Christy glared at me, but it bounced off my armor.

“This is a bit more than ‘baby blues,’” I said. Then I described some of what we’d gone through after Laurie and Emily. The doctor listened and nodded gravely.

“Your hormones might take a while to find their balance,” he said to Christy. “And untreated depression is bad for you. It’s bad for your baby, bad for your husband, and bad for your other daughters.”

“What do you recommend?” I asked for both of us.

“Let’s just keep an eye on things,” he said. “Postpartum depression can be unpredictable. It can happen with every child or only one. The second but not the first, for instance. Or the first two and not the third. It can take a few weeks or even a few months to manifest. And it may not ever. Her body and hormones may recover naturally, and this will be the last time we worry about it.”

“Well, just in case…” I told him about the counseling and medication after Emily.

“I’m not crazy,” Christy grumped. “I don’t need drugs to be normal.”

“No one said you’re crazy,” the doctor said reasonably. “If a medication helps, it isn’t a mental problem—it’s a chemical imbalance. You’d take medication if you had high blood pressure, wouldn’t you?”

“I suppose, but—”

“Or insulin if you had diabetes?”

“Yes, but—”

“This is the same. If you suffer from depression, many times it’s a chemical in the brain that causes it. Sometimes it isn’t, which is why we recommend counseling too.”

Christy pouted mulishly.

“Keep an eye on her,” the doctor said to me. “If she suffers from”—he listed a number of symptoms I was all too familiar with, as well as several we hadn’t experienced, thank God—“make an appointment with my office.

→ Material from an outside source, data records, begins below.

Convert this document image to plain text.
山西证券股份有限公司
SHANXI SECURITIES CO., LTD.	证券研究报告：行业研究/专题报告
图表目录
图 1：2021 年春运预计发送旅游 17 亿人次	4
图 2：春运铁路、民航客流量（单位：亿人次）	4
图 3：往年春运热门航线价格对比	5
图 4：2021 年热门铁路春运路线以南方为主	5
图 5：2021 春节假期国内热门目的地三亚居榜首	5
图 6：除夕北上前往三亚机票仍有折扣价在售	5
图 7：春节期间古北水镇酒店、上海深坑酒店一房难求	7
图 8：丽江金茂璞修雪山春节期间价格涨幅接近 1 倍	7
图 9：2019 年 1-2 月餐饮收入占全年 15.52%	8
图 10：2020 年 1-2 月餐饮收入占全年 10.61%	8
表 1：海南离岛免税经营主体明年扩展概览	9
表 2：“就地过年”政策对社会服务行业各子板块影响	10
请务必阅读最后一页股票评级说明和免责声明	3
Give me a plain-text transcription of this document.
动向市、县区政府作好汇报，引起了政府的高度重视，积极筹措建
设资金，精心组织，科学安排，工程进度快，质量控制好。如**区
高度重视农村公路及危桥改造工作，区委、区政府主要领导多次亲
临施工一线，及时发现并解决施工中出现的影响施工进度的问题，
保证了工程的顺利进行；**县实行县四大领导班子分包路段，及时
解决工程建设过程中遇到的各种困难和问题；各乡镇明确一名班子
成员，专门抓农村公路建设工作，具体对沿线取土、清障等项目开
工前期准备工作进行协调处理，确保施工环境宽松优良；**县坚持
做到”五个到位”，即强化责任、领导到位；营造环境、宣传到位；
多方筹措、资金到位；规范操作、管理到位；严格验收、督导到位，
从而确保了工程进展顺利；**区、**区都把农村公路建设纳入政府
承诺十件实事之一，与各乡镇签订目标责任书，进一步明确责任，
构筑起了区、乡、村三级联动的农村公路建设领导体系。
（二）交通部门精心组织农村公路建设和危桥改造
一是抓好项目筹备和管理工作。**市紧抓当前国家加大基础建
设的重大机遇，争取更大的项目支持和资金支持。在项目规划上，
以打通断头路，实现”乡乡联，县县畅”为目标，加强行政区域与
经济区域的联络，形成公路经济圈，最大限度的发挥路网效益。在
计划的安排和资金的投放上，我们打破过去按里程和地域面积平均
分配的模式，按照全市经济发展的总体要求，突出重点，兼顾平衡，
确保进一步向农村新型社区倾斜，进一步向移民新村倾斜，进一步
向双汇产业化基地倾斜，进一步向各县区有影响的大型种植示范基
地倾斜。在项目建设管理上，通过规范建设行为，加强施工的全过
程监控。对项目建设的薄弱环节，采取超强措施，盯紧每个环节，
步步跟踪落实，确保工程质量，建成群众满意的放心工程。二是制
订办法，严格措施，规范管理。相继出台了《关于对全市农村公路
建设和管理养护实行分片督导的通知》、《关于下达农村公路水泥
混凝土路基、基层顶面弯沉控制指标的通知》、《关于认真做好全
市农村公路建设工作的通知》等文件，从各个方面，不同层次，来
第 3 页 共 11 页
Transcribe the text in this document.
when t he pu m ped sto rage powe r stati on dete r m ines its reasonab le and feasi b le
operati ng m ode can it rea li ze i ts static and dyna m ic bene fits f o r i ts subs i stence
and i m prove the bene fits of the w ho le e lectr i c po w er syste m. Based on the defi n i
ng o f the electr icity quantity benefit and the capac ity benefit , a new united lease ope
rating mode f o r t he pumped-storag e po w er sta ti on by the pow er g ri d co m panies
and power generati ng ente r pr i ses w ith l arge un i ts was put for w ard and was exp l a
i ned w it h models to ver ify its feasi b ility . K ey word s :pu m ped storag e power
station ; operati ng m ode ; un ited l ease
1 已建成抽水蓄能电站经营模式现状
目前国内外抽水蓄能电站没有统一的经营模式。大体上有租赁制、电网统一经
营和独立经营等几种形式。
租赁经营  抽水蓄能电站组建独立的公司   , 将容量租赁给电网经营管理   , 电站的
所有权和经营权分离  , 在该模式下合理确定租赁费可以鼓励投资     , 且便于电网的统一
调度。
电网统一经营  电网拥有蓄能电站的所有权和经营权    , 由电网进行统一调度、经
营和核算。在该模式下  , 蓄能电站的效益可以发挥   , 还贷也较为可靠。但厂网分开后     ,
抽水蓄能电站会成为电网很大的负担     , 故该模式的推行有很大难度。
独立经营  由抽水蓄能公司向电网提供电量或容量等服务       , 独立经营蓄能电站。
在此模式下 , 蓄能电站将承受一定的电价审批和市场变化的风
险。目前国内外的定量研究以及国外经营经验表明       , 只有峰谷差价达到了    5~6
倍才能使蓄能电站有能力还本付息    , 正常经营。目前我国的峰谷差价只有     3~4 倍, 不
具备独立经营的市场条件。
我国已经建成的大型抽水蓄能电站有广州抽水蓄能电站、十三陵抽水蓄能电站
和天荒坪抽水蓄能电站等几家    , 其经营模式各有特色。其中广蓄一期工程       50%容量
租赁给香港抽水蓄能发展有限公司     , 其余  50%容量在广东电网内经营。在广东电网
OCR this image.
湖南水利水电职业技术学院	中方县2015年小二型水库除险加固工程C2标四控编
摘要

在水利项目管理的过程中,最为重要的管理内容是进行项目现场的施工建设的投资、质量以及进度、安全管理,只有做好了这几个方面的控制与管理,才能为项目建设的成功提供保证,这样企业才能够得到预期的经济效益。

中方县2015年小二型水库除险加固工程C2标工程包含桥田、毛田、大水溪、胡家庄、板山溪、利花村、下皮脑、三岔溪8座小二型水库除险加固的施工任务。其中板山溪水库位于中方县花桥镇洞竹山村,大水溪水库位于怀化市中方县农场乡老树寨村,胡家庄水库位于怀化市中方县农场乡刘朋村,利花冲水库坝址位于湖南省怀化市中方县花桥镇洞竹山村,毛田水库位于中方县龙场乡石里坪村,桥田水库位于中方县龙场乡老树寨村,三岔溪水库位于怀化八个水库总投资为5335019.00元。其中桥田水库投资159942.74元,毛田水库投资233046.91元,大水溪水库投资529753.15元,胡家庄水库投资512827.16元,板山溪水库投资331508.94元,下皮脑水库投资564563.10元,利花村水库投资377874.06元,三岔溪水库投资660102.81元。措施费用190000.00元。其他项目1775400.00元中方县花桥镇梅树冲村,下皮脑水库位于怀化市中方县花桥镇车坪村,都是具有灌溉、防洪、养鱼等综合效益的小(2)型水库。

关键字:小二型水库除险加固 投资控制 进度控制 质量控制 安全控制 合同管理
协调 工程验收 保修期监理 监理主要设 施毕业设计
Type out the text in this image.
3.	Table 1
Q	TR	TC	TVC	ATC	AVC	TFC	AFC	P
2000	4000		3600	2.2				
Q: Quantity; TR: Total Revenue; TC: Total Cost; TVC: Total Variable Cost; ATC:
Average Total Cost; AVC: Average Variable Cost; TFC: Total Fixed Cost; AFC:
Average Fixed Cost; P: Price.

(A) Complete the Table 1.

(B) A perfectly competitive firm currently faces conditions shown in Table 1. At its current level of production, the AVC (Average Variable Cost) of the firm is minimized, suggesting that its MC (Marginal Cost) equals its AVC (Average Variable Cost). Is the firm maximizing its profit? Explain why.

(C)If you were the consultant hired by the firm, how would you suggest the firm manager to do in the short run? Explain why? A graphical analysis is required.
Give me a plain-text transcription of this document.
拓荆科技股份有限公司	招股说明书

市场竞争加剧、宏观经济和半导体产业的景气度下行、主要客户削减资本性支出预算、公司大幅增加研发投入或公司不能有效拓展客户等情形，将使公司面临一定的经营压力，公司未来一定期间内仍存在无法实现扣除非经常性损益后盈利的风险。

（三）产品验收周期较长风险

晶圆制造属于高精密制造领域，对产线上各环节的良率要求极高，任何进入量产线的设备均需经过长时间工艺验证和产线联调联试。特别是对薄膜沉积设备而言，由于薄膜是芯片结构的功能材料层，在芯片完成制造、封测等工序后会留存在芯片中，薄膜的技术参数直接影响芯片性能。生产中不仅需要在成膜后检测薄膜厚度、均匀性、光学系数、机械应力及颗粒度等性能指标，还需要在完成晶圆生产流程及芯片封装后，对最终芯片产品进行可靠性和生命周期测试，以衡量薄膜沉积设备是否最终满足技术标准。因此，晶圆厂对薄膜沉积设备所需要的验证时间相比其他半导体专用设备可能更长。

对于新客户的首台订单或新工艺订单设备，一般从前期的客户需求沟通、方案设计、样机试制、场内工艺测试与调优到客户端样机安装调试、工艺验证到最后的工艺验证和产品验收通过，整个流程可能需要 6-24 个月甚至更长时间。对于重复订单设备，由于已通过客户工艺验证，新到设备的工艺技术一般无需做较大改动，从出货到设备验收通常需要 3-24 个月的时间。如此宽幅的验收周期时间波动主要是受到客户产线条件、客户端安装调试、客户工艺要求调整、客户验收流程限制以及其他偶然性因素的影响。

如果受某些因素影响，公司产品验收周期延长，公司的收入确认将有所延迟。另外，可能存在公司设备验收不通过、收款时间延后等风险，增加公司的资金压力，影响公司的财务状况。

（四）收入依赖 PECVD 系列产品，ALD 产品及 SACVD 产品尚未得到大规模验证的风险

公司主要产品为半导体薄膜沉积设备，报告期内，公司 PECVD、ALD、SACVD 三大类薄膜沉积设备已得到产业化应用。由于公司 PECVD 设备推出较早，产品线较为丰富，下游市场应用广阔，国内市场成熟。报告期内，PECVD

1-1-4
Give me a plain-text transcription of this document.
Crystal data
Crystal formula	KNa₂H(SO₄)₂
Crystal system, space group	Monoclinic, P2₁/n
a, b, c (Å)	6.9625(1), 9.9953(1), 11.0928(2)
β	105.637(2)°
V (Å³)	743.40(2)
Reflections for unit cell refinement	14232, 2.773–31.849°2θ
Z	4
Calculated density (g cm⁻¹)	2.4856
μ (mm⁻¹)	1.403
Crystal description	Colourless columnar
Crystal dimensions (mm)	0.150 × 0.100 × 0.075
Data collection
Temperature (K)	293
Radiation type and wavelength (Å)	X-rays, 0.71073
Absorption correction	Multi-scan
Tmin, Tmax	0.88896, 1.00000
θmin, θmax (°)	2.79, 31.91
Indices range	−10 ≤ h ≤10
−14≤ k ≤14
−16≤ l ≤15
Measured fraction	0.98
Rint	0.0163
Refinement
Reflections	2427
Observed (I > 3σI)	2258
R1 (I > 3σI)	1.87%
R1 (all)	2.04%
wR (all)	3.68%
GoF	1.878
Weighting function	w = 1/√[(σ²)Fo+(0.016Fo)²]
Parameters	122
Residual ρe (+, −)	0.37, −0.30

And here’s my pager number.” He took out a business card and wrote on the back. “Any time, day or night.”

I nodded gratefully and pocketed the card.

He leaned in to meet Christy’s eyes. “Your physical and mental health are just as important as your baby’s. You can’t care for her if you don’t care for yourself first. Now, I don’t think we should worry just yet, but let’s schedule more frequent checkups once you leave the hospital, hmm?”

He glanced at me to make sure I was onboard, and I was, a million-billion percent.

“Why’d you tell him?” Christy griped after he’d gone.

“Because I’m not going to watch you suffer. Not for six months or six minutes. Not in silence, not at all.”